Entregando

Produção e Pós-Produção.

“Melhoria, geralmente implica em fazermos algo que nunca fizemos antes.” [Shigeo Shingo]

“Manufaturar é mais que colocar peças juntas. É ter ideias, testar princípios, aperfeiçoar a engenharia e a montagem final.” [James Dyson]

Ao passo que a tecnologia ajuda empresas a reduzir seus custos e melhorar sua produtividade, ela também cria nos consumidores grandes expectativas e um senso crítico mais apurado. Enquanto as organizações que não possuem mecanismos de produção e distribuição de sucesso perdem dinheiro e clientes, as que possuem um processo de sucesso certamente passaram por diversas melhorias que duraram anos. Buscar a eficiência em um processo, é sem sombra de dúvida a estratégia certa, e o melhor é dar início antes que as vendas comecem a cair.

A redução do custo de produção e distribuição, consta dentre as principais metas do corpo gerencial de uma organização. Joseph Juran foi quem criou em 1950 os primeiros modelos que buscavam reduzir os custos e simplificar o processo de produção, suas ideias ficaram conhecidas como lean production e foram aplicadas em diversas organizações ao redor do Globo.

A Toyota está entre os principais exemplos de eficiência, e uma das ideias adotadas foi a produção just-in-time, que busca reduzir os gastos com estoque alinhando a produção as demandas que são atualizadas mais frequentemente.

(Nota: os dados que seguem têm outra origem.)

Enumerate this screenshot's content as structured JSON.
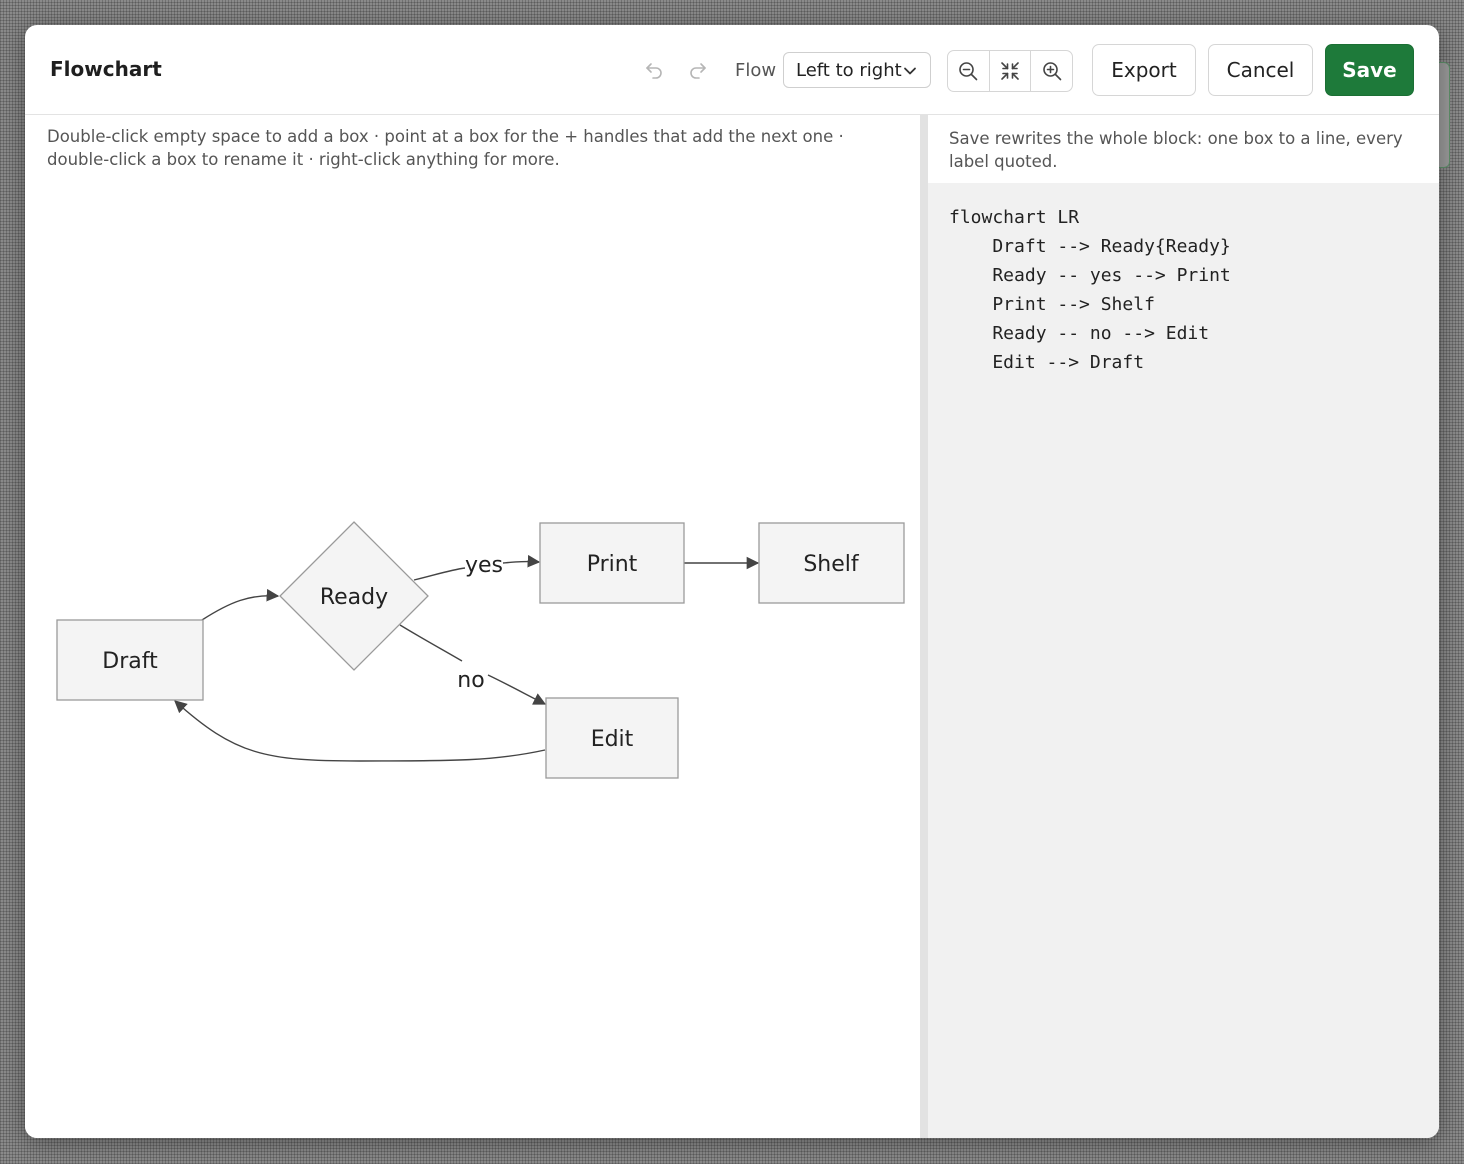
{
  "dialog": {
    "title": "Flowchart",
    "flow_label": "Flow",
    "flow_direction": "Left to right",
    "export_label": "Export",
    "cancel_label": "Cancel",
    "save_label": "Save",
    "accent_color": "#1e7a3a"
  },
  "icons": [
    "undo-icon",
    "redo-icon",
    "chevron-down-icon",
    "zoom-out-icon",
    "fit-view-icon",
    "zoom-in-icon"
  ],
  "canvas": {
    "hint": "Double-click empty space to add a box · point at a box for the + handles that add the next one · double-click a box to rename it · right-click anything for more.",
    "nodes": [
      {
        "id": "Draft",
        "label": "Draft",
        "shape": "rect"
      },
      {
        "id": "Ready",
        "label": "Ready",
        "shape": "diamond"
      },
      {
        "id": "Print",
        "label": "Print",
        "shape": "rect"
      },
      {
        "id": "Shelf",
        "label": "Shelf",
        "shape": "rect"
      },
      {
        "id": "Edit",
        "label": "Edit",
        "shape": "rect"
      }
    ],
    "edges": [
      {
        "from": "Draft",
        "to": "Ready",
        "label": ""
      },
      {
        "from": "Ready",
        "to": "Print",
        "label": "yes"
      },
      {
        "from": "Print",
        "to": "Shelf",
        "label": ""
      },
      {
        "from": "Ready",
        "to": "Edit",
        "label": "no"
      },
      {
        "from": "Edit",
        "to": "Draft",
        "label": ""
      }
    ]
  },
  "code_panel": {
    "note": "Save rewrites the whole block: one box to a line, every label quoted.",
    "code": "flowchart LR\n    Draft --> Ready{Ready}\n    Ready -- yes --> Print\n    Print --> Shelf\n    Ready -- no --> Edit\n    Edit --> Draft"
  }
}
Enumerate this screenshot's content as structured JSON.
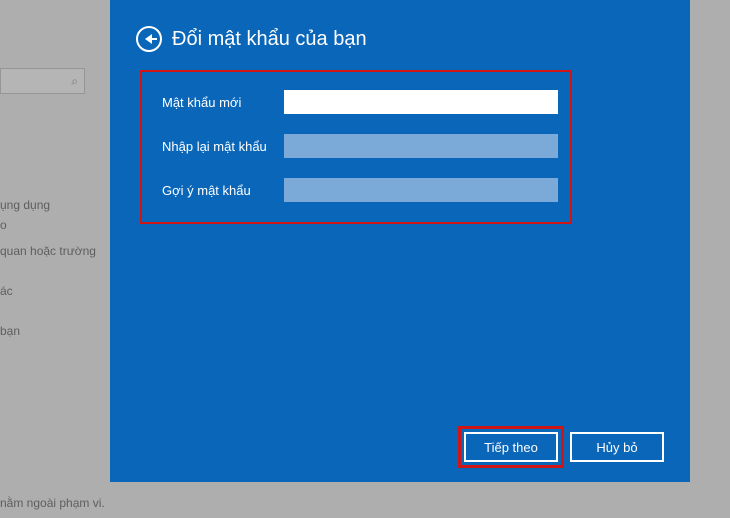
{
  "background": {
    "search_icon": "⌕",
    "items": [
      "ụng dụng",
      "o",
      "quan hoặc trường",
      "ác",
      "bạn",
      "nằm ngoài phạm vi."
    ]
  },
  "panel": {
    "title": "Đổi mật khẩu của bạn"
  },
  "form": {
    "row1_label": "Mật khẩu mới",
    "row2_label": "Nhập lại mật khẩu",
    "row3_label": "Gợi ý mật khẩu"
  },
  "buttons": {
    "next": "Tiếp theo",
    "cancel": "Hủy bỏ"
  }
}
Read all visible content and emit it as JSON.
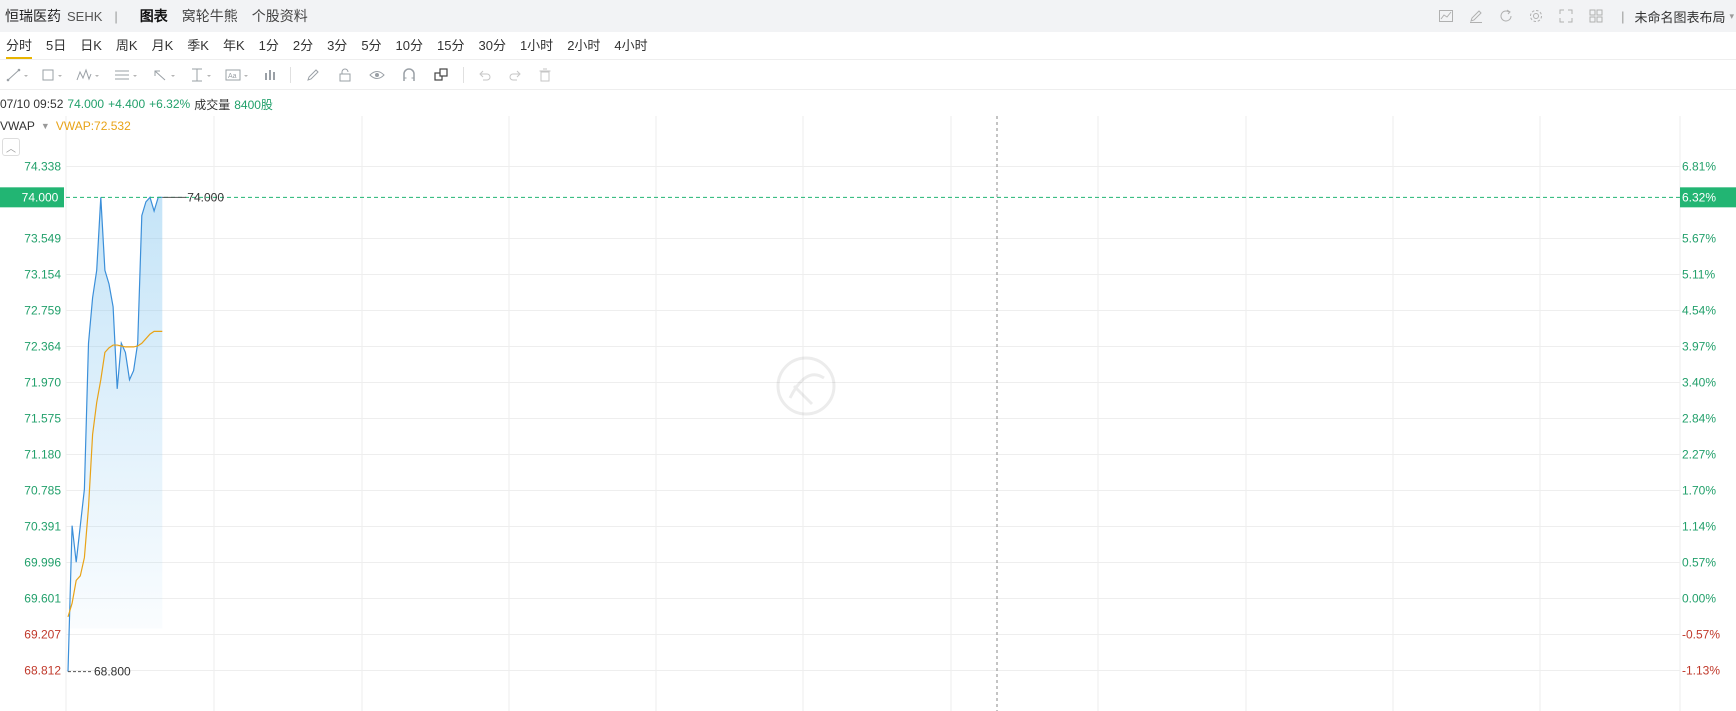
{
  "header": {
    "stock_name": "恒瑞医药",
    "market": "SEHK",
    "separator": "|",
    "tabs": [
      {
        "label": "图表",
        "active": true
      },
      {
        "label": "窝轮牛熊",
        "active": false
      },
      {
        "label": "个股资料",
        "active": false
      }
    ],
    "layout_name": "未命名图表布局",
    "tool_icons": [
      "indicator-icon",
      "draw-icon",
      "refresh-icon",
      "settings-icon",
      "fullscreen-icon",
      "layout-grid-icon"
    ]
  },
  "periods": [
    "分时",
    "5日",
    "日K",
    "周K",
    "月K",
    "季K",
    "年K",
    "1分",
    "2分",
    "3分",
    "5分",
    "10分",
    "15分",
    "30分",
    "1小时",
    "2小时",
    "4小时"
  ],
  "active_period": "分时",
  "info": {
    "time": "07/10 09:52",
    "price": "74.000",
    "change": "+4.400",
    "change_pct": "+6.32%",
    "volume_label": "成交量",
    "volume": "8400股"
  },
  "indicator": {
    "name": "VWAP",
    "value_label": "VWAP:72.532"
  },
  "colors": {
    "up": "#22a06b",
    "down": "#c0392b",
    "price_line": "#3b8fd9",
    "vwap_line": "#e8a317",
    "grid": "#eeeeee",
    "badge": "#22b573"
  },
  "chart_data": {
    "type": "line",
    "y_ticks_left": [
      "74.338",
      "73.549",
      "73.154",
      "72.759",
      "72.364",
      "71.970",
      "71.575",
      "71.180",
      "70.785",
      "70.391",
      "69.996",
      "69.601",
      "69.207",
      "68.812"
    ],
    "y_ticks_right": [
      "6.81%",
      "5.67%",
      "5.11%",
      "4.54%",
      "3.97%",
      "3.40%",
      "2.84%",
      "2.27%",
      "1.70%",
      "1.14%",
      "0.57%",
      "0.00%",
      "-0.57%",
      "-1.13%"
    ],
    "ylim": [
      68.812,
      74.338
    ],
    "prev_close": 69.601,
    "current_price_label": "74.000",
    "current_pct_label": "6.32%",
    "high_label": "74.000",
    "low_label": "68.800",
    "series": [
      {
        "name": "",
        "values": [
          68.8,
          70.4,
          70.0,
          70.4,
          70.8,
          72.4,
          72.9,
          73.2,
          74.0,
          73.2,
          73.05,
          72.8,
          71.9,
          72.4,
          72.3,
          72.0,
          72.1,
          72.4,
          73.8,
          73.95,
          74.0,
          73.85,
          74.0,
          74.0
        ],
        "high_value": 74.0,
        "low_value": 68.8
      },
      {
        "name": "VWAP",
        "values": [
          69.4,
          69.55,
          69.8,
          69.85,
          70.05,
          70.6,
          71.4,
          71.75,
          72.0,
          72.3,
          72.35,
          72.38,
          72.38,
          72.37,
          72.36,
          72.36,
          72.36,
          72.37,
          72.4,
          72.45,
          72.5,
          72.53,
          72.53,
          72.53
        ]
      }
    ],
    "grid": true
  }
}
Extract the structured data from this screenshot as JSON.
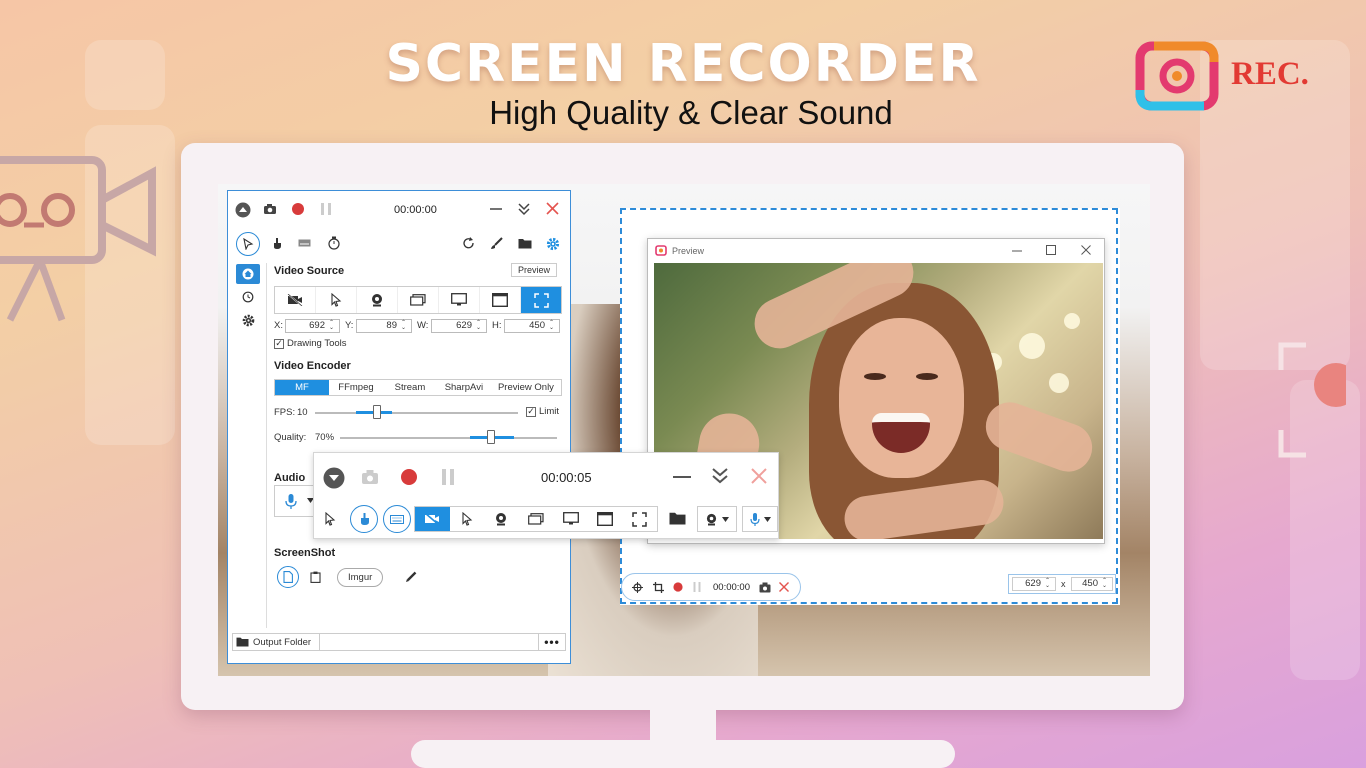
{
  "hero": {
    "title": "SCREEN RECORDER",
    "subtitle": "High Quality & Clear Sound"
  },
  "logo": {
    "text": "REC.",
    "colors": [
      "#f08a2a",
      "#e33a6f",
      "#2fc0e8",
      "#e23a33"
    ]
  },
  "main_window": {
    "timer": "00:00:00",
    "video_source": {
      "title": "Video Source",
      "preview_button": "Preview",
      "icons": [
        "video-off-icon",
        "cursor-icon",
        "webcam-icon",
        "window-icon",
        "screen-icon",
        "app-window-icon",
        "fullscreen-icon"
      ],
      "active_index": 6
    },
    "coords": {
      "x_label": "X:",
      "x": "692",
      "y_label": "Y:",
      "y": "89",
      "w_label": "W:",
      "w": "629",
      "h_label": "H:",
      "h": "450"
    },
    "drawing_tools": "Drawing Tools",
    "video_encoder": {
      "title": "Video Encoder",
      "tabs": [
        "MF",
        "FFmpeg",
        "Stream",
        "SharpAvi",
        "Preview Only"
      ],
      "active_index": 0
    },
    "fps": {
      "label": "FPS:",
      "value": "10",
      "limit_label": "Limit",
      "fraction": 0.3
    },
    "quality": {
      "label": "Quality:",
      "value": "70%",
      "fraction": 0.7
    },
    "audio": {
      "title": "Audio"
    },
    "screenshot": {
      "title": "ScreenShot",
      "imgur": "Imgur"
    },
    "footer": {
      "output_folder": "Output Folder",
      "more": "•••"
    }
  },
  "floating_toolbar": {
    "timer": "00:00:05"
  },
  "preview": {
    "title": "Preview",
    "region_timer": "00:00:00",
    "width": "629",
    "x_sep": "x",
    "height": "450"
  },
  "accent_color": "#1f8fe0",
  "record_color": "#d83b3b"
}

Uma eficiência operacional, também é resultado de criatividade e inovação da organização, enquanto muitas organizações ainda concentram a melhoria de processos em departamentos específicos como o de Pesquisa e Desenvolvimento ou o de Qualidade, outras ao exemplo da Toyota criam grupos que envolvem todo o nível hierárquico para buscarem melhores alternativas para o dia a dia, técnica que ficou conhecida como Kaizen.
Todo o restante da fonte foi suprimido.